As a board-certified rehabilitation nurse in Iowa, I see firsthand how Medicare Advantage plans systematically deny stroke survivors access to inpatient rehabilitation. These denials are not just bureaucratic red tape – they are life-altering and, in many cases, life-ending.
Inpatient rehabilitation facilities (IRFs) provide at least three hours of intensive therapy per day, the gold standard for stroke recovery. However, Medicare Advantage plans frequently steer patients toward lower-cost settings like skilled nursing facilities (SNFs), which provide, on average, less than one hour of therapy per day – an inadequate alternative. The result? Poorer patient outcomes, increased hospital readmissions, and long-term disability – ironically, the very costs these plans claim to reduce.
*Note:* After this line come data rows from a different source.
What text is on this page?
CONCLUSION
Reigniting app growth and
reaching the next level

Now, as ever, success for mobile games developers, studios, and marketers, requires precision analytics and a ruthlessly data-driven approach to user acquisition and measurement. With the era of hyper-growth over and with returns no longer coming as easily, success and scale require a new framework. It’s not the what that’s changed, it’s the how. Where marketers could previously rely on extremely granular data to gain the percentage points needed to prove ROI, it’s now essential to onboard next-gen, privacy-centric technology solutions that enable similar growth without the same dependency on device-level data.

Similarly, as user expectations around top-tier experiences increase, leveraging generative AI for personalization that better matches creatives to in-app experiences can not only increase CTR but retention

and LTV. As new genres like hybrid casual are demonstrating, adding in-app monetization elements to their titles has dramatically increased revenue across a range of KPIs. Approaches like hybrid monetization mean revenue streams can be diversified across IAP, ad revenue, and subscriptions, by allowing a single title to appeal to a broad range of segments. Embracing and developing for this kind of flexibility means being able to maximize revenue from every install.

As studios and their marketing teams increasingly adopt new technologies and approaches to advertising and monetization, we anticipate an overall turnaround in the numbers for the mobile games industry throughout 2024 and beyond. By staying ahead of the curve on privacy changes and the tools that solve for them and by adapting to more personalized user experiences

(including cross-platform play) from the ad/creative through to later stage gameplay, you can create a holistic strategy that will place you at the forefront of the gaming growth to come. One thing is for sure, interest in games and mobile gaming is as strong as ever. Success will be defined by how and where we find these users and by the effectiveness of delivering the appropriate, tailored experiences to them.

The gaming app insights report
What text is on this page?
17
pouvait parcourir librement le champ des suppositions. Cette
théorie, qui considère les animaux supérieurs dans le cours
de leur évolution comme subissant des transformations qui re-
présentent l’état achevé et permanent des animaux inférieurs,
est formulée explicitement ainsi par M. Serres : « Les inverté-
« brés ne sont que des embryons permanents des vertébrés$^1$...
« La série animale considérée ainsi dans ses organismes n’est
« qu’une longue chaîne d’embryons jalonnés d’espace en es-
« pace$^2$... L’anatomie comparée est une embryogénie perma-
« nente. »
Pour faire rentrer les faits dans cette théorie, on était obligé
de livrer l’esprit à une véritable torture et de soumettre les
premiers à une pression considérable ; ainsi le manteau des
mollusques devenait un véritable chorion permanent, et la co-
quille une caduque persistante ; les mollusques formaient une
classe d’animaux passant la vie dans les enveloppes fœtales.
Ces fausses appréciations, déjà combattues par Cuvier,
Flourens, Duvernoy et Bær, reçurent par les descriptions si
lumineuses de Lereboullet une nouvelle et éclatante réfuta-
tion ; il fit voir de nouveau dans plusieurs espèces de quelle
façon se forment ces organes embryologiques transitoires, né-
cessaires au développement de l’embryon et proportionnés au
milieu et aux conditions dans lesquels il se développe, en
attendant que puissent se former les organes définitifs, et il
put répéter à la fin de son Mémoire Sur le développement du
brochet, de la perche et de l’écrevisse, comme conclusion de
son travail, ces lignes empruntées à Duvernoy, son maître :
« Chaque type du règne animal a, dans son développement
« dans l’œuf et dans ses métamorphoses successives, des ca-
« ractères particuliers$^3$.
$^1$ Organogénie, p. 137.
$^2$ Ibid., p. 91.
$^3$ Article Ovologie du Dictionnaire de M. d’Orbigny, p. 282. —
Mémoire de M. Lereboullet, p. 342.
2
This isn’t just a healthcare issue – it’s a growing crisis in Iowa. I have personally seen stroke survivors in our community denied rehabilitation, leaving them with little chance of regaining independence. Families are forced to take on intense caregiving responsibilities, and local hospitals bear the burden of preventable readmissions.
Iowans deserve better.
Medicare Advantage insurers must be held accountable for these denials. Congress must demand greater transparency, stronger oversight, and policy changes that ensure stroke survivors receive the rehabilitation care they need.
I urge readers who care about this issue to take action. Call, write, or email your legislators and demand that they stand up for stroke survivors and protect access to inpatient rehabilitation. These decisions affect our families, our neighbors, and our entire healthcare system. We cannot afford to ignore them.